I'm trying to solve the following problem inspired by physics:
I have a functional $S$ defined by $$ S[f] = \frac{1}{2} \int\limits_0^\infty dr \left( \frac{f'(r)^2}{r^2} + \frac{f(r)^4}{r^6} \right) $$ and I am looking for real functions $f(r)$ over the interval $r \in (0, \infty)$ that minimize $S$, with the boundary conditions:
- $f(0) = 0$,
- $f(\infty) = c$ for some constant $c \geq 0$.
The solution in the case $c = 0$ is simply $f(r) = 0$. When $c \neq 0$ the problem must have a solution but I am not able to make any progress:
- Numerically this is a boundary value problem and I don't know how to solve it efficiently. My attempt using a basic relaxation method does not seem to work.
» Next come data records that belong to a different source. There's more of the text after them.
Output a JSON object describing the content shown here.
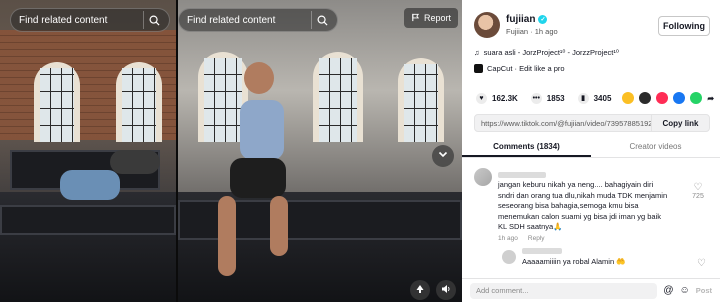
{
  "video": {
    "left_search_placeholder": "Find related content",
    "right_search_placeholder": "Find related content",
    "report_label": "Report"
  },
  "author": {
    "name": "fujiian",
    "subtitle": "Fujiian · 1h ago",
    "follow_label": "Following"
  },
  "music": {
    "text": "suara asli - JorzProject¹⁰ - JorzzProject¹⁰"
  },
  "capcut": {
    "text": "CapCut · Edit like a pro"
  },
  "stats": {
    "likes": "162.3K",
    "comments": "1853",
    "saves": "3405"
  },
  "share_colors": [
    "#fbbf24",
    "#2b2b2b",
    "#ff2c55",
    "#1877f2",
    "#25d366"
  ],
  "link": {
    "url": "https://www.tiktok.com/@fujiian/video/73957885192...",
    "copy_label": "Copy link"
  },
  "tabs": [
    {
      "label": "Comments (1834)"
    },
    {
      "label": "Creator videos"
    }
  ],
  "comment": {
    "text": "jangan keburu nikah ya neng.... bahagiyain diri sndri dan orang tua dlu,nikah muda TDK menjamin seseorang bisa bahagia,semoga kmu bisa menemukan calon suami yg bisa jdi iman yg baik KL SDH saatnya🙏",
    "time": "1h ago",
    "reply_label": "Reply",
    "likes": "725"
  },
  "reply": {
    "text": "Aaaaamiiiin ya robal Alamin 🤲"
  },
  "add_comment": {
    "placeholder": "Add comment...",
    "post_label": "Post"
  }
}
- Analytically, using the variational principle, $f$ must satisfy a second-order differential equation that is of the Emden-Fowler type: defining $t = r^3$ and $f(r) = g(t)$, the functional can be rewritten $$ S[g] = \frac{3}{2} \int\limits_0^\infty dt \left( g'(t)^2 + \frac{g(t)^4}{9 t^{8/3}} \right) $$ and the variational principle give $$ g''(t) = \frac{2}{9} \frac{g(t)^3}{t^{8/3}}, $$ but it does not seem to have closed-form solution (see Polyanin, A. D.; Zaitsev, Valentin F., Handbook of exact solutions for ordinary differential equations., Boca Raton, FL: CRC Press. xxvi, 787 p. (2003). ZBL1015.34001.).
Does anyone have a hint at how to tackle this problem?